Concurso público
Concurso para médico: A decisão do TCU contra a terceirização alcança concursos estaduais e municipais?
Análise sobre o Acórdão 987/2026 do TCU examina como os fundamentos constitucionais contra a terceirização abusiva de atividades-fim podem embasar ações de candidatos aprovados em concursos médicos estaduais e municipais à luz do art. 37, II, da CF e do Tema 784 do STF.
A prefeitura realizou concurso para médico, mas continua preenchendo as escalas com profissionais temporários. O governo estadual mantém candidatos aprovados aguardando convocação enquanto hospitais públicos recebem médicos contratados por empresas ou organizações sociais. Diante desse cenário, uma pergunta vem ganhando relevância: a nova posição do Tribunal de Contas da União sobre os limites da terceirização pode ser utilizada em concursos estaduais e municipais?

A resposta é positiva, mas exige uma distinção fundamental. O Acórdão 987/2026 do TCU não constitui uma ordem geral dirigida a todos os estados e municípios. A decisão foi proferida em um processo federal específico. Entretanto, parte de seus fundamentos decorre diretamente da Constituição Federal e pode contribuir para a análise de situações semelhantes em outras esferas administrativas.
O ponto decisivo não é simplesmente invocar o número do acórdão. É demonstrar que o mesmo problema jurídico identificado pelo TCU também está acontecendo no concurso estadual ou municipal: o uso contínuo de trabalhadores terceirizados para exercer atividades que pertencem, em essência, a cargos públicos.
Por que uma decisão do TCU não obriga automaticamente uma prefeitura?
O Brasil é uma Federação. União, estados, Distrito Federal e municípios possuem autonomia administrativa e são fiscalizados por órgãos de controle com competências distintas.
O Tribunal de Contas da União fiscaliza principalmente a aplicação de recursos federais e a atuação dos órgãos e entidades da Administração Pública Federal. Por isso, não pode, como regra, determinar diretamente a uma prefeitura que nomeie médicos aprovados em um concurso municipal apenas porque julgou irregular determinado contrato de um órgão federal.
No Acórdão 987/2026, o TCU examinou uma contratação do Tribunal Regional Eleitoral da Bahia envolvendo postos terceirizados de engenharia e arquitetura. A determinação de não prorrogação do contrato foi dirigida especificamente ao órgão fiscalizado naquele processo.
Portanto, seria incorreto afirmar que o julgamento cancelou todas as terceirizações semelhantes existentes no país ou que criou um direito automático para médicos aprovados em concursos locais.
A relevância da decisão está em outro aspecto: o TCU interpretou limites que decorrem do modelo constitucional de acesso aos cargos públicos, especialmente do artigo 37, inciso II, da Constituição.

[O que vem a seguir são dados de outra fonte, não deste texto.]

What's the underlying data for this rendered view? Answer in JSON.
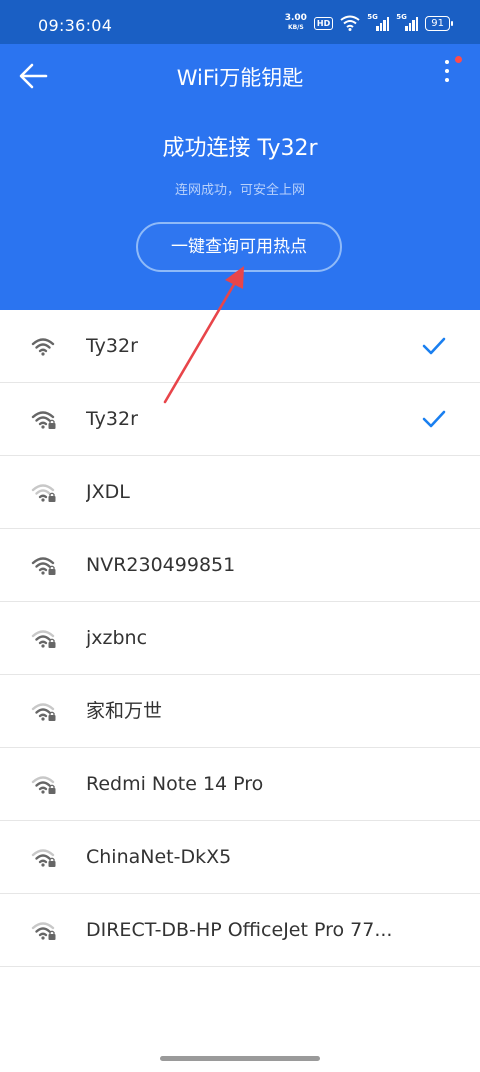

Essa norma não vale apenas para a União. Ela também deve ser observada por estados e municípios.
Qual é a importância do artigo 37 da Constituição para os médicos concursados?
A Constituição determina que a investidura em cargo ou emprego público depende, em regra, de aprovação prévia em concurso. Essa exigência protege a impessoalidade, a igualdade entre os candidatos e a profissionalização do serviço público.
Quando um estado ou município cria cargos efetivos de médico, realiza concurso e mantém profissionais contratados para desempenhar permanentemente as mesmas atribuições, surge uma questão constitucional que não depende exclusivamente da competência do TCU.
A discussão deixa de ser “o acórdão federal vale ou não vale para a prefeitura?” e passa a ser:
O modelo de contratação utilizado pelo município respeita a exigência constitucional do concurso público ou está substituindo, na prática, cargos efetivos por mão de obra precária?
Essa pergunta pode ser examinada pelo Poder Judiciário, pelo Ministério Público e pelo Tribunal de Contas competente, mesmo que o contrato não envolva recursos federais.
O acórdão do TCU funciona, nesse contexto, como referência interpretativa. Ele demonstra como um importante órgão de controle avaliou a sobreposição entre postos terceirizados e atribuições de carreiras públicas.
Quem fiscaliza as terceirizações realizadas por estados e municípios?
Os contratos estaduais são fiscalizados, em regra, pelo Tribunal de Contas do respectivo estado. Nos municípios, a fiscalização pode caber ao Tribunal de Contas do Estado ou, onde houver estrutura constitucional específica, ao Tribunal de Contas dos Municípios.
Isso significa que um médico aprovado em concurso municipal não precisa esperar que o TCU examine a situação. A legalidade das contratações pode ser questionada perante o órgão de controle responsável pelas contas daquela prefeitura.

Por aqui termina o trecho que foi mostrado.